British PM Keir Starmer stabs Brexit voters in the back with shocking EU deal

Photograph Provided By: Simon Dawson / No 10 Downing Street via Wikimedia commons

Keir Starmer has just delivered a devastating blow to Brexit that has fishermen and sovereignty advocates across the United Kingdom seeing red.

Britain’s Labour Prime Minister unveiled a new “reset” deal with the European Union that critics are calling nothing short of a betrayal.

And the concessions he made have left Brexit supporters absolutely stunned.

Starmer surrenders UK fishing rights for more than a decade

At a press conference alongside European Commission chief Ursula von der Leyen, Starmer claimed he was “moving on” from “Brexit battles,” insisting the deal would put Britain “back on the world stage.”

But the details of the agreement tell a far different story – one of surrender rather than strength.

According to the Daily Mail, “Sir Keir said the agreement was a ‘win-win’ that would bring down food prices and revive exports. However, there are already massive concerns over the price the UK has paid in return for smoother trade.”

The most shocking concession? EU fishing boats will now have guaranteed access to UK waters for the next 12 years. This came after French negotiators ambushed Starmer’s team at the last minute, demanding far longer guarantees than the four years originally offered.

Conservative Party leader Kemi Badenoch pointed out that 12 years of fishing rights would be three times longer than the Government originally proposed.

“We’re becoming a rule-taker from Brussels once again,” she warned.

Brexit champion Nigel Farage didn’t mince words about what this means: “It would be the end of the fishing industry.”

Farage took to social media to express his outrage: “Labour have well and truly sold out our fishing industry, all in the name of closer ties to an ever-diminishing political union.”

The EU gets control, the UK gets the bill

The fishing rights giveaway is just the beginning of Starmer’s Brexit betrayal.

Under the deal, Britain will have to accept Brussels’ agricultural rules and make “an appropriate financial contribution” to the EU’s sanitary systems.

While UK defense firms will gain access to a €126 billion EU-wide weapons fund, British taxpayers will have to pay millions for the privilege of participating.

Perhaps most concerning for those worried about uncontrolled immigration, Starmer has signed the UK up to a “youth experience” arrangement giving millions of Europeans rights to live, study, and work in Britain for up to three years.

Nicholas Lissack, a Brexit supporter, criticized the deal on social media: “Keir Starmer has just handed Britain’s sovereignty back to Brussels.
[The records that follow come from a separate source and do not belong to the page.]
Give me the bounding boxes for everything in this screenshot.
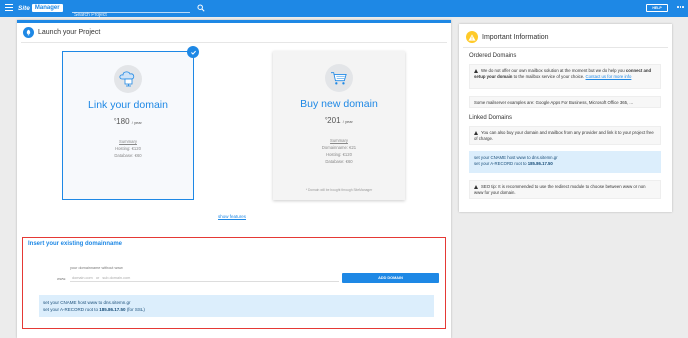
contact-us-link[interactable]: Contact us for more info	[586, 74, 632, 79]
logo-name: Manager	[31, 4, 63, 12]
dns-info-box: set your CNAME host www to dns.sitemn.gr…	[39, 295, 434, 317]
card-price: €180 / year	[63, 117, 193, 126]
alert-icon	[474, 69, 478, 73]
summary-line: Hosting: €120	[326, 152, 352, 157]
warning-icon	[466, 31, 478, 43]
sitemanager-logo[interactable]: Site Manager	[18, 3, 63, 13]
alert-icon	[474, 185, 478, 189]
summary-line: Database: €60	[325, 159, 353, 164]
price-value: 180	[116, 117, 130, 126]
ordered-domains-heading: Ordered Domains	[469, 53, 517, 59]
cname-instruction: set your CNAME host www to dns.sitemn.gr	[43, 300, 131, 305]
card-price: €201 / year	[273, 116, 405, 125]
summary-link[interactable]: Summary	[63, 139, 193, 144]
divider	[21, 42, 447, 43]
page-title: Launch your Project	[38, 29, 101, 36]
top-navigation-bar: Site Manager HELP	[0, 0, 688, 19]
check-icon	[187, 46, 199, 58]
alert-icon	[474, 131, 478, 135]
a-record-instruction: set your A-RECORD root to 185.86.17.50 (…	[43, 307, 145, 312]
domain-field-label: your domainname without www	[70, 266, 123, 270]
card-title: Link your domain	[88, 99, 168, 111]
linked-domains-warning: You can also buy your domain and mailbox…	[469, 126, 661, 145]
linked-dns-info: set your CNAME host www to dns.sitemn.gr…	[469, 151, 661, 173]
show-features-link[interactable]: show features	[218, 214, 246, 219]
panel-accent-bar	[17, 20, 451, 23]
hamburger-menu-icon[interactable]	[5, 4, 13, 12]
price-value: 201	[327, 116, 341, 125]
summary-line: Hosting: €120	[115, 146, 141, 151]
ip-address: 185.86.17.50	[527, 161, 553, 166]
more-options-icon[interactable]	[677, 6, 685, 9]
section-title: Insert your existing domainname	[28, 241, 123, 247]
seo-tip: SEO tip: It is recommended to use the re…	[469, 180, 661, 199]
link-domain-icon	[114, 65, 142, 93]
ip-address: 185.86.17.50	[99, 307, 126, 312]
rocket-icon	[23, 27, 34, 38]
side-title: Important Information	[482, 33, 549, 41]
card-footnote: * Domain will be bought through SiteMana…	[305, 188, 373, 192]
launch-header: Launch your Project	[23, 27, 100, 38]
side-header: Important Information	[466, 31, 549, 43]
price-period: / year	[342, 119, 353, 124]
www-prefix: www.	[57, 277, 67, 281]
search-icon[interactable]	[197, 4, 205, 12]
search-field-wrapper	[72, 3, 190, 19]
divider	[463, 47, 668, 48]
price-period: / year	[131, 120, 142, 125]
buy-domain-card[interactable]: Buy new domain €201 / year Summary Domai…	[273, 51, 405, 200]
card-title: Buy new domain	[300, 98, 378, 110]
shopping-cart-icon	[325, 64, 353, 92]
a-record-instruction: set your A-RECORD root to 185.86.17.50	[474, 161, 553, 166]
summary-line: Database: €60	[114, 153, 142, 158]
logo-prefix: Site	[18, 4, 30, 12]
add-domain-button[interactable]: ADD DOMAIN	[342, 273, 439, 283]
domain-input[interactable]	[70, 274, 339, 282]
summary-link[interactable]: Summary	[273, 138, 405, 143]
ordered-domains-warning: We do not offer our own mailbox solution…	[469, 64, 661, 89]
link-domain-card[interactable]: Link your domain €180 / year Summary Hos…	[62, 46, 199, 200]
launch-project-panel: Launch your Project Link your domain €18…	[17, 20, 451, 338]
linked-domains-heading: Linked Domains	[469, 115, 513, 121]
important-information-panel: Important Information Ordered Domains We…	[459, 24, 672, 212]
mailserver-examples: Some mailserver examples are: Google App…	[469, 96, 661, 108]
help-button[interactable]: HELP	[646, 4, 668, 12]
search-input[interactable]	[72, 11, 190, 19]
insert-domain-section: Insert your existing domainname your dom…	[22, 237, 446, 329]
summary-line: Domainname: €21	[321, 145, 357, 150]
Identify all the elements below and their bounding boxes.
Under his ‘reset’ deal, EU fishermen gain access to UK waters for the next 12 years. It’s a staggering betrayal of our fishermen. This isn’t a reset. It is a surrender, a shameful sell-out of Brexit.”

Open borders by another name

Political commentator Darren Grimes highlighted concerns about the youth visa program: “Keir Starmer’s Brexit betrayal is complete. No cap on EU ‘youth visas,’ 80 million eligible today, 150 million if candidate states join, 12 more years of selling out our fishing waters. He’s flinging the border wide open and handing our sovereignty back to Brussels.”

While government officials insist the youth visa program would be “capped and time limited” and wouldn’t compromise efforts to crack down on immigration, critics remain deeply skeptical.

The Labour government claims the deal would see checks on lorries taking food to the continent lifted permanently – ending the so-called “sausage wars” – and supposedly boost the economy by £9 billion by 2040.

In a move to appease fishing communities devastated by the deal, ministers have announced a £360 million fund. But for many coastal towns and villages whose livelihoods depend on fishing rights, this will be seen as a mere pittance compared to the sovereignty they’ve lost.

The Brexit promise abandoned

When the British people voted to leave the European Union in 2016, regaining control of UK waters was a central promise of the campaign. Fishing communities, which had suffered for decades under EU quotas, were particularly vocal supporters of Brexit.

Now, less than a year into his premiership, Starmer has effectively handed back control of those waters to Brussels for more than a decade.

For Brexit supporters, this represents not just a policy disagreement but a fundamental betrayal of democracy itself – the will of the people being slowly but surely eroded by a Prime Minister they believe never truly believed in Brexit in the first place.

The timing of the deal couldn’t be more significant. As the UK continues to struggle with economic challenges and the Labour government faces growing criticism over its handling of various domestic issues, some see this EU “reset” as Starmer’s attempt to divert attention.

But if early reactions are any indication, this move may have backfired dramatically, uniting Brexit supporters from across the political spectrum in opposition to a deal they see as surrender disguised as cooperation.